To still be in fourth, in spite of all of the above, was a testament to Conte’s work, but the bruised egos of too many players led Levy to calculate that removing Conte now would ensure a happier squad and a greater possibility staying in the Champions League places.
Removing a proven coach — Conte has won four Serie A titles and one Premier League, plus the FA Cup — and replacing him with Cristian Stellini, Conte’s assistant at Spurs, Inter and Juventus, for the final 10 games of the season is a high stakes gamble, but a clear win for the players who will still be at the club while an ultra-demanding multi-club title winner in Conte has left.
Levy deployed the same tactic when firing Mourinho, replacing him with rookie coach Ryan Mason, who was 29 at the time, for the remainder of the 2021-22 campaign. Mourinho had taken Spurs to the Carabao Cup final, but it was Mason who had to face Pep Guardiola at Wembley in an obvious coaching mismatch. Spurs lost 1-0.
Perhaps Mourinho was sacked to avoid the prospect of him delivering Tottenham’s first trophy in 13 years and then being told his time was up. It was so much easier for Levy to sack him first and hope for Mason to achieve a fairy-tale success. Similar applies to Conte now; better to do it before he qualifies for the Champions League and then asks for a new contract.
By backing the players over the manager, Levy took the easy option with both Mourinho and Conte. It was a similar story when he hired Nuno Espirito Santo as coach in June 2021.

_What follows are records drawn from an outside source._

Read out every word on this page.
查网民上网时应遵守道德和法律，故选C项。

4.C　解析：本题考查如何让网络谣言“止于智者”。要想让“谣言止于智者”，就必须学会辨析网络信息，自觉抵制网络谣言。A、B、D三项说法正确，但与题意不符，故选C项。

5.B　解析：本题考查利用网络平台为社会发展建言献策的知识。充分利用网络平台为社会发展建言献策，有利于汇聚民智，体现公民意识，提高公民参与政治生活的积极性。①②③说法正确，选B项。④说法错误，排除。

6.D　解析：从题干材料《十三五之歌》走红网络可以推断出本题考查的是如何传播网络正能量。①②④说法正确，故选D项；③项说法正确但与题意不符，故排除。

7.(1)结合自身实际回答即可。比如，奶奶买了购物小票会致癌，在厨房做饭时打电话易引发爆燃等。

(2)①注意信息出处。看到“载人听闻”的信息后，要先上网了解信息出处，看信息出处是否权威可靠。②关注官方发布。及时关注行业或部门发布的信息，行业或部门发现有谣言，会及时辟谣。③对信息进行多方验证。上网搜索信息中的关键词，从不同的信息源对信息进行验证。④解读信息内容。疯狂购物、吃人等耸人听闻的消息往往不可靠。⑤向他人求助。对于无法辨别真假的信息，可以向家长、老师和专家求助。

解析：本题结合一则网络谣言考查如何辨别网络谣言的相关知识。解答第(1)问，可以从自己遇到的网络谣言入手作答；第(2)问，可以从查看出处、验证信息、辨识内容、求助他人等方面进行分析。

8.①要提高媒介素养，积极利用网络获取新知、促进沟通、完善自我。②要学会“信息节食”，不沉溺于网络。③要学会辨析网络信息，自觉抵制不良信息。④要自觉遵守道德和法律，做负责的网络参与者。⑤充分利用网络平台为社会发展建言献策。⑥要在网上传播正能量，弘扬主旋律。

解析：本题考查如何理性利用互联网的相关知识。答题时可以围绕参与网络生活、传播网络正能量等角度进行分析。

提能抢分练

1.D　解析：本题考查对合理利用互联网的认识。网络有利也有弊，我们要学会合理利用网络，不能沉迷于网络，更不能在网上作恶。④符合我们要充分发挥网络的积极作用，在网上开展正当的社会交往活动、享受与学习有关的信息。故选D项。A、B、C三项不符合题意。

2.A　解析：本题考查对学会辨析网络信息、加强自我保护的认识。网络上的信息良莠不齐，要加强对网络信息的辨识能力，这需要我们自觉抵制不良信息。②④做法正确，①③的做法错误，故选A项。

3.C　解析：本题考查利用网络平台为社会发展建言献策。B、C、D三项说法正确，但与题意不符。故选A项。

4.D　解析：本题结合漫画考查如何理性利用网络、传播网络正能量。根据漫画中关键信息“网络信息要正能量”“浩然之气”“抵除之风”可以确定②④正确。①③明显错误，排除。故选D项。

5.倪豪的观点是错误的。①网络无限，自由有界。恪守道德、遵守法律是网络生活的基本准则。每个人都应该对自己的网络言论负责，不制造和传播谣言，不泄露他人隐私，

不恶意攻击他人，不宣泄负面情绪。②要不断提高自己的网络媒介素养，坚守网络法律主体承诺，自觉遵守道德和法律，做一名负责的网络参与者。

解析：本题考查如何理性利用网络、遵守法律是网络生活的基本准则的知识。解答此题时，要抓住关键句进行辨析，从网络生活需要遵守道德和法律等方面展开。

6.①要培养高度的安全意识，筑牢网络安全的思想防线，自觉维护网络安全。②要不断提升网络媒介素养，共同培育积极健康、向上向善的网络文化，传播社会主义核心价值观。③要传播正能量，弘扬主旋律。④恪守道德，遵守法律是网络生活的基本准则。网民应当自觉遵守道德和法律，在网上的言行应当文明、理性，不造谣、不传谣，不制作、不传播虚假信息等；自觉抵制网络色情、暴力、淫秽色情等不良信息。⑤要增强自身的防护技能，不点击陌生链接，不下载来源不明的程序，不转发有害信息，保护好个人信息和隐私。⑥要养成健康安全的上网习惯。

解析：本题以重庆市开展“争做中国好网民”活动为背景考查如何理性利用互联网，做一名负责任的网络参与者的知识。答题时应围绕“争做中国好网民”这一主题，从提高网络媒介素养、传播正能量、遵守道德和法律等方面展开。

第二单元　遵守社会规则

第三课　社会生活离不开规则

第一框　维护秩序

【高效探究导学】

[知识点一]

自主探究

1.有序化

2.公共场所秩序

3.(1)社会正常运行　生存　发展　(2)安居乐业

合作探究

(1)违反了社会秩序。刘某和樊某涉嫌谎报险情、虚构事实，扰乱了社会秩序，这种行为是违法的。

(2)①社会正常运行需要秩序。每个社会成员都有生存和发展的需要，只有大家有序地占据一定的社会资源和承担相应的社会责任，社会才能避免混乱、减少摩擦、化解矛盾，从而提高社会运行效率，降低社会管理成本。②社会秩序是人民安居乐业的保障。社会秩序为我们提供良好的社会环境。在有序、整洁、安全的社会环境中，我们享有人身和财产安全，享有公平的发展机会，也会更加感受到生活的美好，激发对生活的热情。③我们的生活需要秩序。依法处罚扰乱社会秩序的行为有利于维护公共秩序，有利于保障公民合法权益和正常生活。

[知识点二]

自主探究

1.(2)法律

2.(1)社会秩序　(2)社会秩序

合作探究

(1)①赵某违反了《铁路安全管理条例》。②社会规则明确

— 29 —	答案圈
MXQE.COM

Sources have told ESPN that Levy was urged to consider Graham Potter when he was looking for a permanent manager in the summer of 2021, then making a name for himself as a rising star in coaching at Brighton, while Erik ten Hag was interviewed and ruled out because the then-Ajax coach was deemed to not have the right personality for the Spurs job.
Whether “right personality” is code for Ten Hag being a demanding coach with exacting standards, as he is now showing at Manchester United, can only be answered by Levy, but the out-of-work Espirito Santo was the easy option and clearly the wrong one, considering he was sacked after 17 games.

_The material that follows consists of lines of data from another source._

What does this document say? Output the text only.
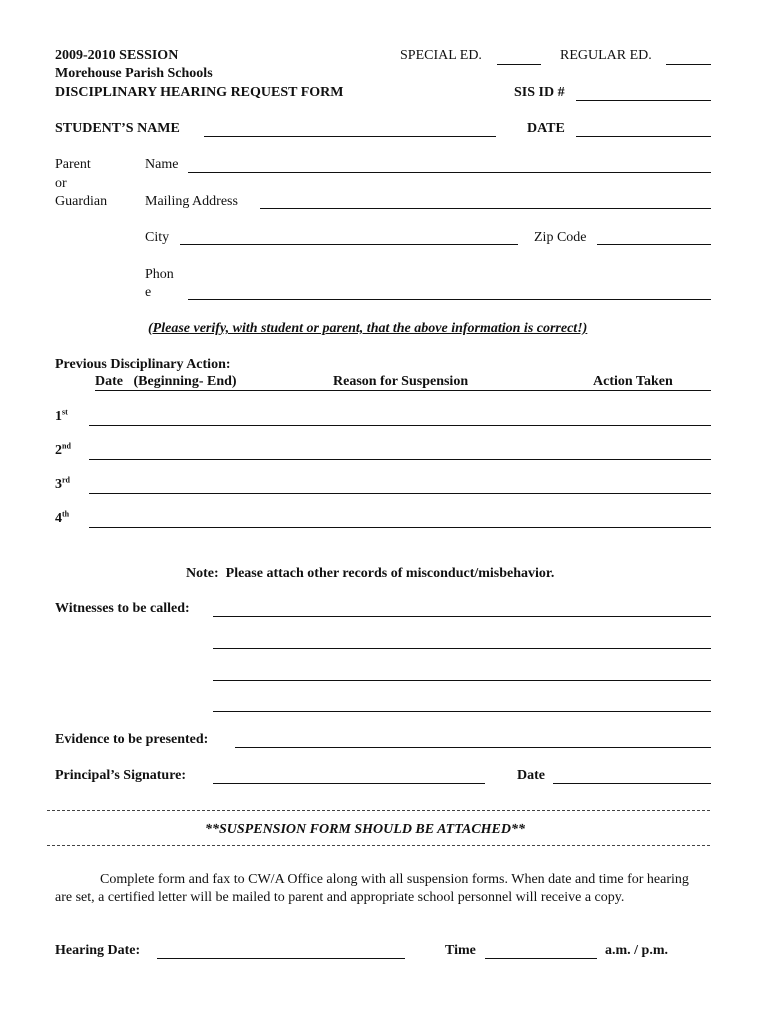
2009-2010 SESSION
Morehouse Parish Schools
DISCIPLINARY HEARING REQUEST FORM
SPECIAL ED.	REGULAR ED.
SIS ID #
STUDENT’S NAME	DATE
Parent
or
Guardian
Name
Mailing Address
City	Zip Code
Phon
e
(Please verify, with student or parent, that the above information is correct!)
Previous Disciplinary Action:
Date   (Beginning- End)	Reason for Suspension	Action Taken
1st
2nd
3rd
4th
Note:  Please attach other records of misconduct/misbehavior.
Witnesses to be called:
Evidence to be presented:
Principal’s Signature:	Date
**SUSPENSION FORM SHOULD BE ATTACHED**
Complete form and fax to CW/A Office along with all suspension forms. When date and time for hearing are set, a certified letter will be mailed to parent and appropriate school personnel will receive a copy.
Hearing Date:	Time	a.m. / p.m.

When the easy option failed, Spurs had to accept an even more demanding coach in Conte to deal with the mess created by Espirito Santo’s appointment. Clubs lose control when hiring in mid-season because they simply need somebody to arrest a bad situation. Panic mode sets in and the usual tactic is appoint somebody completely different to the guy who went before.

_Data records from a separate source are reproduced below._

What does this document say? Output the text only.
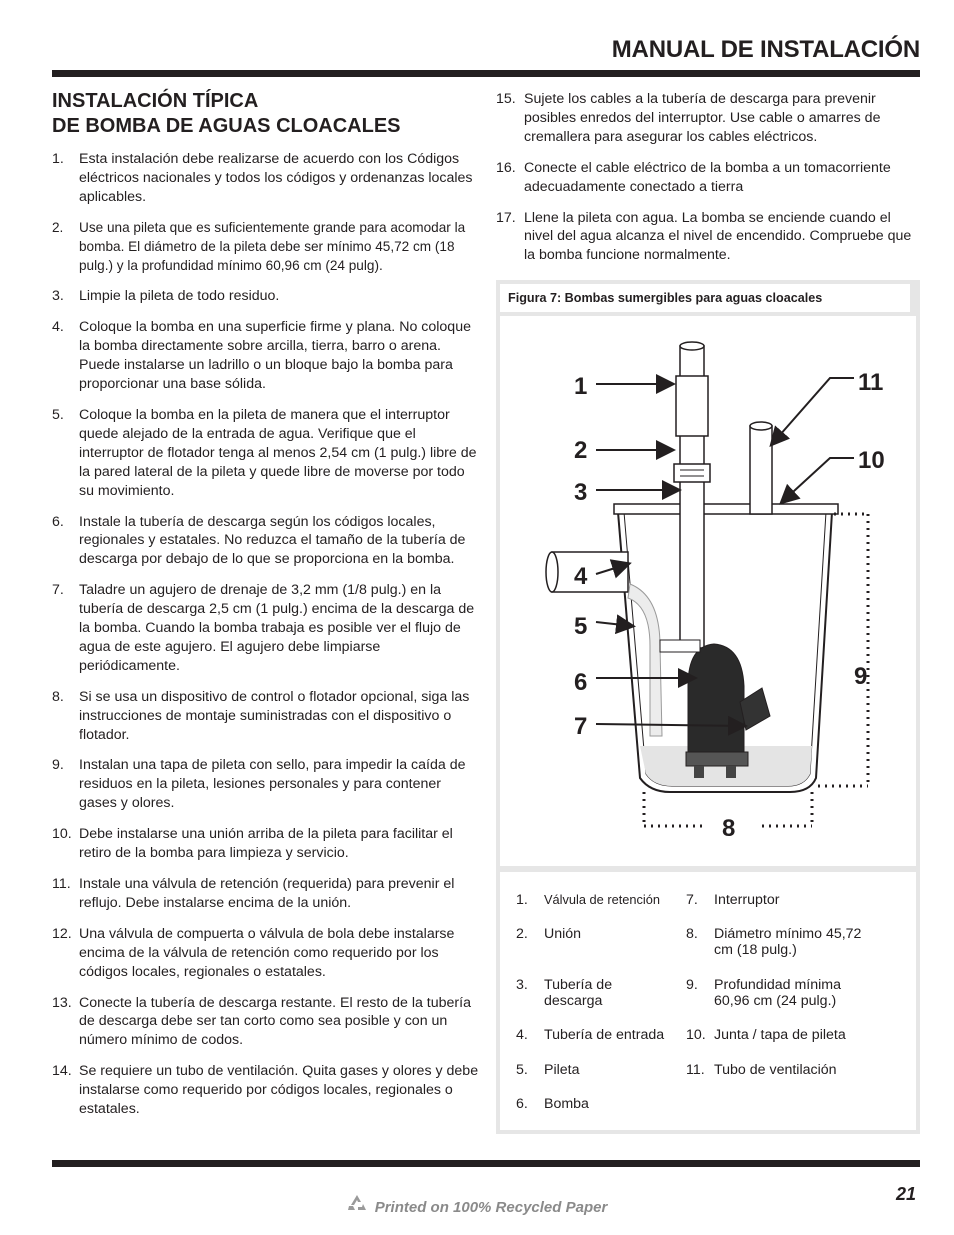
MANUAL DE INSTALACIÓN
INSTALACIÓN TÍPICA
DE BOMBA DE AGUAS CLOACALES
1.	Esta instalación debe realizarse de acuerdo con los Códigos eléctricos nacionales y todos los códigos y ordenanzas locales aplicables.
2.	Use una pileta que es suficientemente grande para acomodar la bomba. El diámetro de la pileta debe ser mínimo 45,72 cm (18 pulg.) y la profundidad mínimo 60,96 cm (24 pulg).
3.	Limpie la pileta de todo residuo.
4.	Coloque la bomba en una superficie firme y plana. No coloque la bomba directamente sobre arcilla, tierra, barro o arena. Puede instalarse un ladrillo o un bloque bajo la bomba para proporcionar una base sólida.
5.	Coloque la bomba en la pileta de manera que el interruptor quede alejado de la entrada de agua. Verifique que el interruptor de flotador tenga al menos 2,54 cm (1 pulg.) libre de la pared lateral de la pileta y quede libre de moverse por todo su movimiento.
6.	Instale la tubería de descarga según los códigos locales, regionales y estatales. No reduzca el tamaño de la tubería de descarga por debajo de lo que se proporciona en la bomba.
7.	Taladre un agujero de drenaje de 3,2 mm (1/8 pulg.) en la tubería de descarga 2,5 cm (1 pulg.) encima de la descarga de la bomba. Cuando la bomba trabaja es posible ver el flujo de agua de este agujero. El agujero debe limpiarse periódicamente.
8.	Si se usa un dispositivo de control o flotador opcional, siga las instrucciones de montaje suministradas con el dispositivo o flotador.
9.	Instalan una tapa de pileta con sello, para impedir la caída de residuos en la pileta, lesiones personales y para contener gases y olores.
10. Debe instalarse una unión arriba de la pileta para facilitar el retiro de la bomba para limpieza y servicio.
11. Instale una válvula de retención (requerida) para prevenir el reflujo. Debe instalarse encima de la unión.
12. Una válvula de compuerta o válvula de bola debe instalarse encima de la válvula de retención como requerido por los códigos locales, regionales o estatales.
13. Conecte la tubería de descarga restante. El resto de la tubería de descarga debe ser tan corto como sea posible y con un número mínimo de codos.
14. Se requiere un tubo de ventilación. Quita gases y olores y debe instalarse como requerido por códigos locales, regionales o estatales.
15. Sujete los cables a la tubería de descarga para prevenir posibles enredos del interruptor. Use cable o amarres de cremallera para asegurar los cables eléctricos.
16. Conecte el cable eléctrico de la bomba a un tomacorriente adecuadamente conectado a tierra
17. Llene la pileta con agua. La bomba se enciende cuando el nivel del agua alcanza el nivel de encendido. Compruebe que la bomba funcione normalmente.
Figura 7: Bombas sumergibles para aguas cloacales
1
2
3
4
5
6
7
8
9
10
11
1.	Válvula de retención
2.	Unión
3.	Tubería de descarga
4.	Tubería de entrada
5.	Pileta
6.	Bomba
7.	Interruptor
8.	Diámetro mínimo 45,72 cm (18 pulg.)
9.	Profundidad mínima 60,96 cm (24 pulg.)
10. Junta / tapa de pileta
11. Tubo de ventilación
Printed on 100% Recycled Paper
21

Looking further back, Jacques Santini lasted just 13 games as manager in 2004 after being hired by Levy to replace club legend Glenn Hoddle. Juande Ramos was appointed in 2007 but gone in less than a year, despite winning Tottenham’s only trophy (the League Cup) this century. Villas-Boas was removed within 18 months of his appointment, and again it was reported some players were unhappy with the way their coach was operating.
Santini, Ramos and Villas-Boas all arrived at Spurs with big reputations, while Mourinho and Conte had even more impressive track records, but none of them were given the time to get things right before Levy decided to make a change.
Whoever gets to take the phone call from Levy, telling them that the Spurs job is theirs, they would be wise to remember how it worked out for the previous 11.